Several jurors seated in Philly priest abuse case

PHILADELPHIA (AP) — Jury selection moved surprisingly quickly Monday in a landmark priest abuse case in Philadelphia involving two priests charged with rape and a monsignor charged with protecting them — and failing to protect children.

Several jurors were seated for what could be a four-month trial, after assuring the judge they could fairly evaluate the sensitive issues.

Meanwhile, Monsignor William Lynn lost a last-minute bid to have his unprecedented child endangerment case throw out based on new evidence found in a 10th floor safe at the Archdiocese of Philadelphia.

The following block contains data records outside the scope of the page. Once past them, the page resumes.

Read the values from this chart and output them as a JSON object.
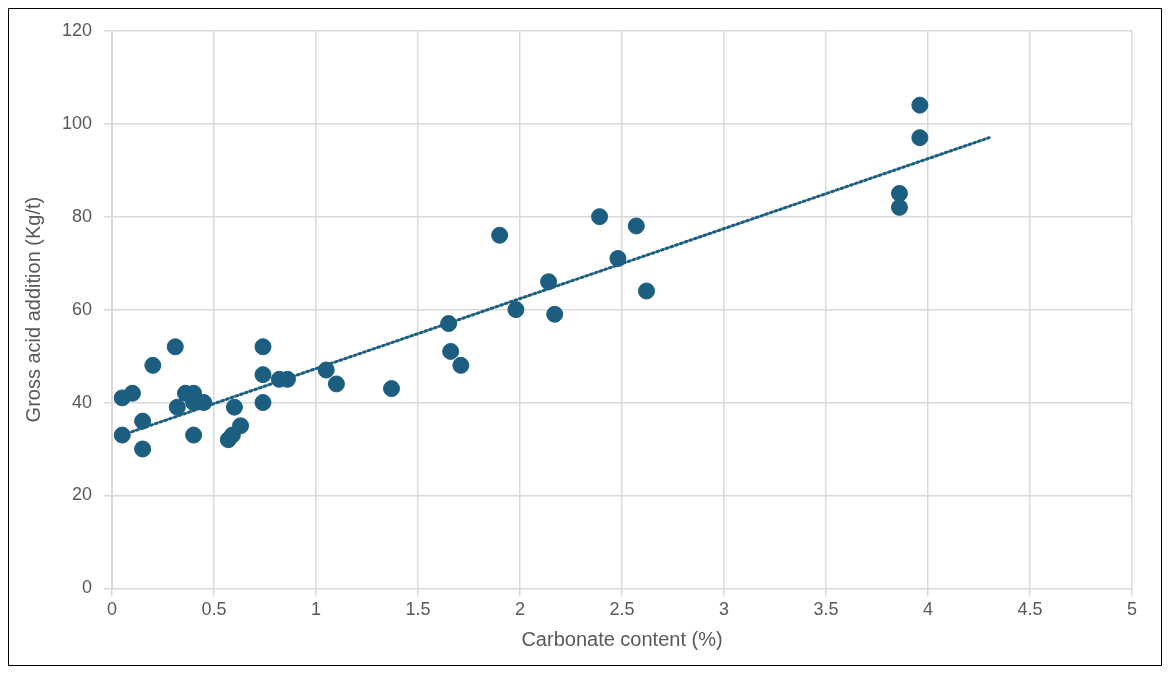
{
  "chart_data": {
    "type": "scatter",
    "xlabel": "Carbonate content (%)",
    "ylabel": "Gross acid addition (Kg/t)",
    "xlim": [
      0,
      5
    ],
    "xticks": [
      0,
      0.5,
      1,
      1.5,
      2,
      2.5,
      3,
      3.5,
      4,
      4.5,
      5
    ],
    "ylim": [
      0,
      120
    ],
    "yticks": [
      0,
      20,
      40,
      60,
      80,
      100,
      120
    ],
    "grid": true,
    "marker": "circle",
    "series": [
      {
        "color": "#1b5e80",
        "x": [
          0.05,
          0.05,
          0.1,
          0.15,
          0.15,
          0.2,
          0.31,
          0.32,
          0.36,
          0.4,
          0.4,
          0.4,
          0.45,
          0.57,
          0.59,
          0.6,
          0.63,
          0.74,
          0.74,
          0.74,
          0.82,
          0.86,
          1.05,
          1.1,
          1.37,
          1.65,
          1.66,
          1.71,
          1.9,
          1.98,
          2.14,
          2.17,
          2.39,
          2.48,
          2.57,
          2.62,
          3.86,
          3.86,
          3.96,
          3.96
        ],
        "values": [
          33,
          41,
          42,
          36,
          30,
          48,
          52,
          39,
          42,
          42,
          40,
          33,
          40,
          32,
          33,
          39,
          35,
          52,
          46,
          40,
          45,
          45,
          47,
          44,
          43,
          57,
          51,
          48,
          76,
          60,
          66,
          59,
          80,
          71,
          78,
          64,
          85,
          82,
          104,
          97
        ]
      },
      {
        "type": "line",
        "color": "#1b5e80",
        "line_style": "dotted",
        "marker": "none",
        "x": [
          0.05,
          4.3
        ],
        "values": [
          33,
          97
        ]
      }
    ]
  }
}
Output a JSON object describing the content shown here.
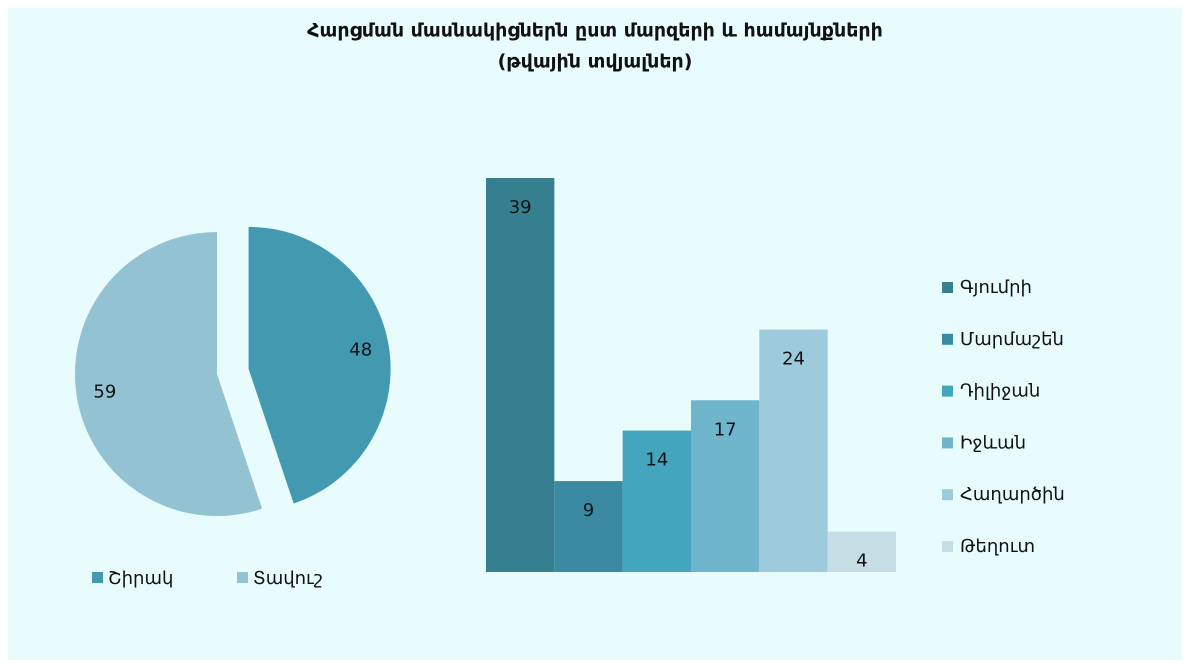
{
  "title": "Հարցման մասնակիցներն ըստ մարզերի և համայնքների",
  "subtitle": "(թվային տվյալներ)",
  "chart_data": [
    {
      "type": "pie",
      "categories": [
        "Շիրակ",
        "Տավուշ"
      ],
      "values": [
        48,
        59
      ],
      "colors": [
        "#4299b0",
        "#93c3d3"
      ],
      "legend": "bottom"
    },
    {
      "type": "bar",
      "legend": "right",
      "series": [
        {
          "name": "Գյումրի",
          "color": "#357f91",
          "values": [
            39
          ]
        },
        {
          "name": "Մարմաշեն",
          "color": "#3a8aa2",
          "values": [
            9
          ]
        },
        {
          "name": "Դիլիջան",
          "color": "#44a5bf",
          "values": [
            14
          ]
        },
        {
          "name": "Իջևան",
          "color": "#6fb6cd",
          "values": [
            17
          ]
        },
        {
          "name": "Հաղարծին",
          "color": "#9ecbdc",
          "values": [
            24
          ]
        },
        {
          "name": "Թեղուտ",
          "color": "#c5dee6",
          "values": [
            4
          ]
        }
      ]
    }
  ]
}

A memo turned over by the archdiocese only this month states that the late Cardinal Anthony Bevilacqua ordered his top aides to shred a list of 35 accused priests still in ministry in 1994 — a decade before the child abuse scandal exploded.

Lynn said he prepared the list and gave it to Bevilacqua after he became secretary for clergy in 1992 and started reviewing secret archives of priest abuse complaints. The complaints were kept in a secure room — rigged with an alarm — at the archdiocese’s downtown headquarters.

Bevilacqua discussed the issue at a 1994 meeting with his two top aides and ordered all four known copies destroyed, according to a memo signed by the late Monsignor James E. Molloy, who said he shredded them, and a witness.

But a copy of the list, and Molloy’s accompanying memo, were found in the locked safe at the archdiocese in 2006.

Prosecutors called Lynn’s bid Friday to have the charges dropped a “combination of the dead-guys-did-it and the I-was-only-following-orders defenses.” They argue that he prepared the list not to weed out predators, but to prepare for possible civil suits.

Defense lawyers say the new evidence shows Lynn was trying to address the priest abuse problem, only to have Bevilacqua quash his efforts.

They also say Bevilacqua and Molloy denied to a 2003 grand jury that they had destroyed evidence from the secret archives.

Prosecutors, in response Monday, called the 1994 list a “smoking gun” for their side. They say it shows Lynn’s deep involvement in the church child abuse conspiracy. And they argued that the safe belonged to Lynn, who left office in 2004. Lynn’s lawyers argue that Molloy stashed it in the safe.

“They (the documents) show Lynn to be the most active participant in a well-orchestrated conspiracy among Archdiocese officials to cover up the sexual crimes of priests and to keep known child molesters in ministry,” prosecutors wrote in their motion.

They say the list also shows that Lynn knew co-defendant Edward Avery was a child molester but failed to have him removed. And they say it shows that Lynn perjured himself before the grand jury.

Avery, 69, has since been defrocked. Another co-defendant, the Rev. James Brennan, 48, is no longer in active ministry.

Bevilacqua died last month at age 88.

Prosecutors never charged him or other higher-ups, other than Lynn, despite what they call a broad conspiracy that kept predator priests around children for decades.

Lynn, 61, faces up to 28 years if convicted on all counts. The archdiocese is paying for the four criminal defense lawyers advising him in court, despite the increasingly apparent complications that presents.

A gag order prevents parties in the case from commenting on the filings.